If the thought of a 90-minute gunfight seems crazy to you, well, you don’t know Ben Wheatley. While the director has long been a favorite of genre film fans everywhere — his 2011 sophomore feature “Kill List” sits near the top of most lists of the best horror films of the decade — it is only recently that Wheatley has pivoted into slightly more mainstream fare, carving a niche out for himself as a purveyor of art film quality and B-movie execution. Our review of the upcoming “Free Fire” called the film “his most purely popcorn and wildly enjoyable movie to date,” suggesting that Wheatley was poised to bring a little bit of mayhem into multiplexes around the world.

And while we’ve known for a while now that Wheatley’s next project “Freakshift” would be another B-movie blast, every time the director describes the film we find ourselves a little more excited for what we’re about to see. In a recent interview with Collider (via Birth.Movies.Death), Wheatley took his description of the movie to a whole, whole new level:

It’s monsters, shotguns, trucks, fighting at night, and it’s in the future, things coming out like crabs. Stuff with claws. That’s the elevator pitch. And August is when we shoot it… It will be dynamic and exciting the same way that “Free Fire” is. But it won’t be sadistic. But it will be fun.

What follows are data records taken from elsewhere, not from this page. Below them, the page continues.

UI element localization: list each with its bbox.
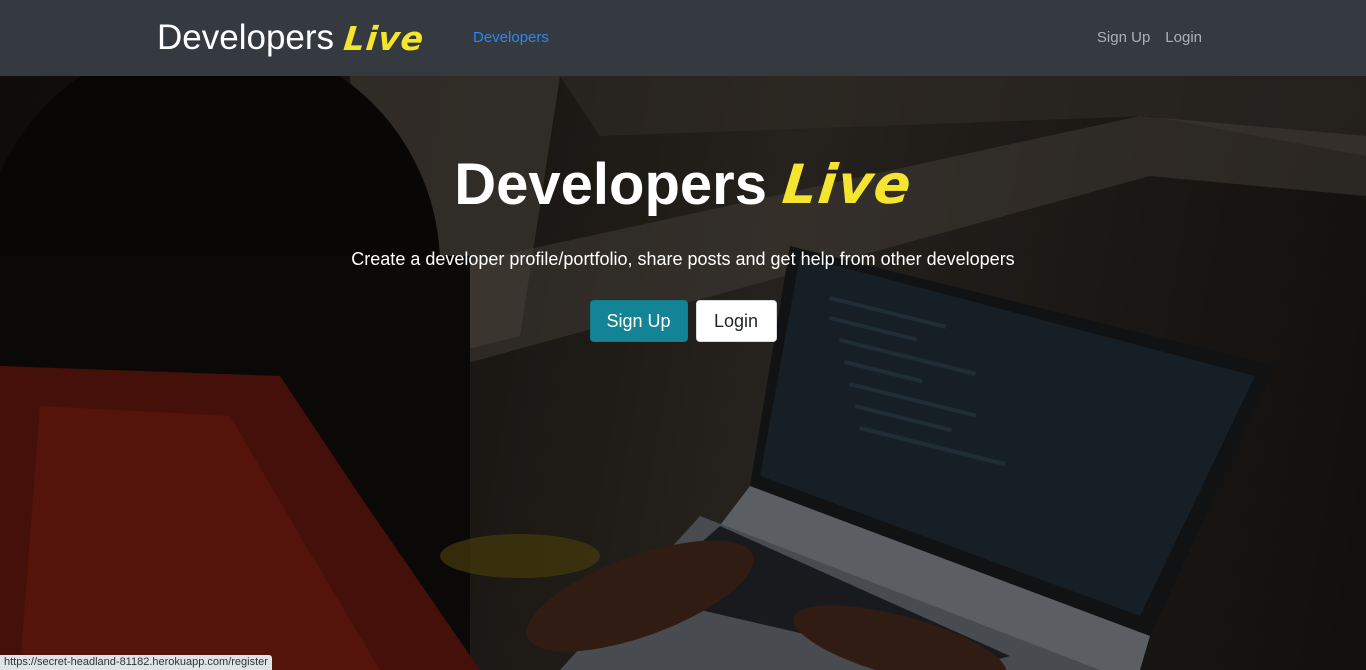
nav-auth-links: Sign Up Login (1097, 29, 1202, 46)
nav-login-link[interactable]: Login (1165, 29, 1202, 46)
hero-title-main: Developers (454, 151, 767, 217)
hero-button-group: Sign Up Login (0, 300, 1366, 342)
brand-name: Developers (157, 18, 335, 57)
hero-title-accent: Live (779, 152, 916, 216)
brand-accent: Live (341, 18, 427, 58)
navbar: Developers Live Developers Sign Up Login (0, 0, 1366, 76)
status-bar-url: https://secret-headland-81182.herokuapp.… (0, 655, 272, 670)
login-button[interactable]: Login (695, 300, 777, 342)
hero-title: Developers Live (0, 151, 1366, 217)
nav-developers-link[interactable]: Developers (473, 29, 549, 46)
hero-section: Developers Live Create a developer profi… (0, 76, 1366, 342)
brand-logo-link[interactable]: Developers Live (157, 15, 427, 61)
nav-signup-link[interactable]: Sign Up (1097, 29, 1150, 46)
signup-button[interactable]: Sign Up (589, 300, 688, 342)
hero-subtitle: Create a developer profile/portfolio, sh… (351, 249, 1015, 269)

It’s a kind of a 50s B-Movie done through the prism of “Hill Street Blues” and “Doom.”

You ever hear someone describe a project as the confluence of several other films — films you’d never think to link together in a million years — and suddenly you wonder why it’s never been done before? Yeah, that’s “Freakshift.” Wheatley’s movie sounds like a throwback to the cheesiest of monster movies, the types of things that you’d discover on the back shelf of your local video store and carry home in a fog of excitement and confusion. If “Freakshift” can live up to even a tiny fraction of its potential, it’s already one of my most highly anticipated movies of 2018, 2019, or whenever this beautiful monstrosity actually hits theaters.